9. In this connection, we may refer to the evidence of PW 3 that he had told PW 1 that he required some more sand and PWs. 1 and 2 had come to his house on the date of occurrence, but he told them that he did not have sufficient funds on that day and therefore. they could supply the sand after two days. PW 3 also stated that he went to the tea shop of Kochunni and met PW 6 and at that time, he heard a cry from the direction of the house of PW 6 at about 8.30 a.m. and he and PW 6 went to the scene of occurrence and he was a person in a fair complexion proceeding' towards east and another person coming in the opposite direction and people were shouting out 'catch him, catch him'. PW 3 stated that PW 5 was going ahead and PW 5 tried to stop the second bicycle which came that way, but the rider turned the bicycle and in that process he dashed against PW 8 and fell down. PW 3 also stated that that person left the cycle there and ran along the canal bund. PW 3 further stated that the person who went first on the bicycle had a sword in his hand, and he could not identify that person who came on cycle for the second time and that when he went to the scene of occurrence, he saw the deceased lying with injuries and PW 7 giving water to him. The evidence of PW 3 corroborates the evidence of PWs. 1 and 2.

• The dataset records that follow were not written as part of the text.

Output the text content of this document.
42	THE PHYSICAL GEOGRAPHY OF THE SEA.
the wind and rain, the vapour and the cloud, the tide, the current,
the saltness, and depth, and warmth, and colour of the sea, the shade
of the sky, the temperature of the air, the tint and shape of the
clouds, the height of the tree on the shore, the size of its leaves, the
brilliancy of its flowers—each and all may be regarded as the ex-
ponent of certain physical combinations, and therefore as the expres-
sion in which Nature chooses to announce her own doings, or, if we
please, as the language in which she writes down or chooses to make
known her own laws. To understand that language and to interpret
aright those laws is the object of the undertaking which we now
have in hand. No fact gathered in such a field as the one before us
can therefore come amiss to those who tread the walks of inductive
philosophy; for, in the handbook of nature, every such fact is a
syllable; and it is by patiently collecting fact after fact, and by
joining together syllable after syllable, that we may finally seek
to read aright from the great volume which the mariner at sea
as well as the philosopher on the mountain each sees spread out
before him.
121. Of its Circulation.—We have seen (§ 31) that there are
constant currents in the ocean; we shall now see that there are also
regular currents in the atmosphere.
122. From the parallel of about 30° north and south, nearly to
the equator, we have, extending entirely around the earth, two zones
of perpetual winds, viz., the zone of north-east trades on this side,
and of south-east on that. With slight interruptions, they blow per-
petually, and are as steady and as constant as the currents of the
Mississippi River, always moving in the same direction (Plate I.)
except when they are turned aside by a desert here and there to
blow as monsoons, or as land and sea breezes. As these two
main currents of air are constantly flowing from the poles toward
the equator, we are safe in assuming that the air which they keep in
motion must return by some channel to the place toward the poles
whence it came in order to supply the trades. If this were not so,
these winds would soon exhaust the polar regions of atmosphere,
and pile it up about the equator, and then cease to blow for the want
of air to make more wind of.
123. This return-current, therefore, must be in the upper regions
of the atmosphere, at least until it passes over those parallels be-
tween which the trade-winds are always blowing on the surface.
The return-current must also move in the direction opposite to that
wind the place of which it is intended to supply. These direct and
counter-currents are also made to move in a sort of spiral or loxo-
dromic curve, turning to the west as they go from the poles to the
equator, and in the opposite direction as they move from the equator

10. In this connection the learned Counsel for the appellants, invited our attention to the decision of the Supreme Court in Ram Kumar Pande v. State of Madhya Pradesh : 1975CriLJ870 . In that decision the Supreme Court observed that though the first information report is a previous statement which can, strictly speaking, be only used to corroborate or contradict the maker of it, omissions of important facts therein affecting the probabilities of the case, are relevant under Section 11 of the Evidence Act in judging the veracity of the prosecution case. In the case which came up before the Supreme Court, there was a significant omission to mention the injuries inflicted by the appellant on the deceased. But in the instant case there is no such omission to mention any details regarding the overt acts committed by the accused and therefore the above ruling has no application to the instant case.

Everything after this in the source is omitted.